Why does net.IPv4() return a 16-byte array?


(Lucas T. Teixeira) #1

I’ve recently come across a funny bug in our project at work, caused by some confusion regarding
how IPv4s are represented.

In the code we try to get the IP address from a UDPAddr:

var addr net.UDPAddr = ...

addr.IP

But this IP value, when it contains an IPv4 address, is truncated to 4 bytes.

However, if you get an IPv4 string and call net.ParseIP on it, it returns you a 16-byte array.

This caused us problems when we were serializing the byte arrays of certain IP’s that were parsed using net.ParseIP and comparing it to the serialized version of an IP coming from the UDPAddr object.

Similar to this:

parsedIP := net.ParseIP("1.1.1.1")
udpIP := udpAddr.IP

if string(parsedIP) == string(udpIP) {
  ...
}

Since we are serializing the byte array by calling string() on the IP objects, they obviously won’t be equal since the sizes of the arrays differ.

The proper way to compare them would be to call .String() on each of them.
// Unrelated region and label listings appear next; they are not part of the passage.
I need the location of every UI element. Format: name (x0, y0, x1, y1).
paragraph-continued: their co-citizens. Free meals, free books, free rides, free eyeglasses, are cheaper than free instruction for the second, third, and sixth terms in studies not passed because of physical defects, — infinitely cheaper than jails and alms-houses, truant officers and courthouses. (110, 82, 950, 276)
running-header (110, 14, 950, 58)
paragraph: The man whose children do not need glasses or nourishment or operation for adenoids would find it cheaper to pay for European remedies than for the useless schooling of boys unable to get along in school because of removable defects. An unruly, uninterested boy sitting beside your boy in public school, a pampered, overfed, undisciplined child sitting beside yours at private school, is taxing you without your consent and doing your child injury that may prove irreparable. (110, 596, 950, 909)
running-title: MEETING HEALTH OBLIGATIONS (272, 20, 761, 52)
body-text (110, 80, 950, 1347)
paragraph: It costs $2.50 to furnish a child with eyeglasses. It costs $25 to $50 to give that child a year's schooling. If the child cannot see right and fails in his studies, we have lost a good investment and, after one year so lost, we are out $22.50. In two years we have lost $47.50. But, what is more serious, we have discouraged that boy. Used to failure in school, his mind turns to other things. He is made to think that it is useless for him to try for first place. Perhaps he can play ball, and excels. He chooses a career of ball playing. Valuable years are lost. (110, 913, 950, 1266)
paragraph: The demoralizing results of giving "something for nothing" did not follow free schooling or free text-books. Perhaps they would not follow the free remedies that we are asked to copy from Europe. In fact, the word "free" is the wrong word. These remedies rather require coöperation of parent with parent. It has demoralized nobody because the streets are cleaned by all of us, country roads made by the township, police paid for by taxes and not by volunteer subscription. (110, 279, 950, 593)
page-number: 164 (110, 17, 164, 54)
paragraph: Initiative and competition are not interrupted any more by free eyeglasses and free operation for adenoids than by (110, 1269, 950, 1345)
Why is the default have IPv4’s represented as 16-byte arrays, instead of truncating the array to 4-bytes?
Wouldn’t truncating it to 4-bytes be a more sensible default?


(Curtis Allyn Green) #2

Interesting problem there, I was looking at ipv4 Docs: https://godoc.org/golang.org/x/net/ipv4
and they show this when assigning ipv4 to UDPAddr

net.UDPAddr{IP: net.IPv4(232, 7, 8, 9)}

I don’t know if that helps any but I hope it does. As far as the reasoning behind it, probably just saving bytes.


(Lucas T. Teixeira) #3

As far as the reasoning behind it, probably just saving bytes.

I agree, that makes sense.

But I wonder if it wouldn’t be better make net.ParseIP always truncate IPv4 addresses.

I’m not sure what’s the reasoning for it not to do so.
Seems a bit wasteful to represent V4 addresses with 16 bytes by default.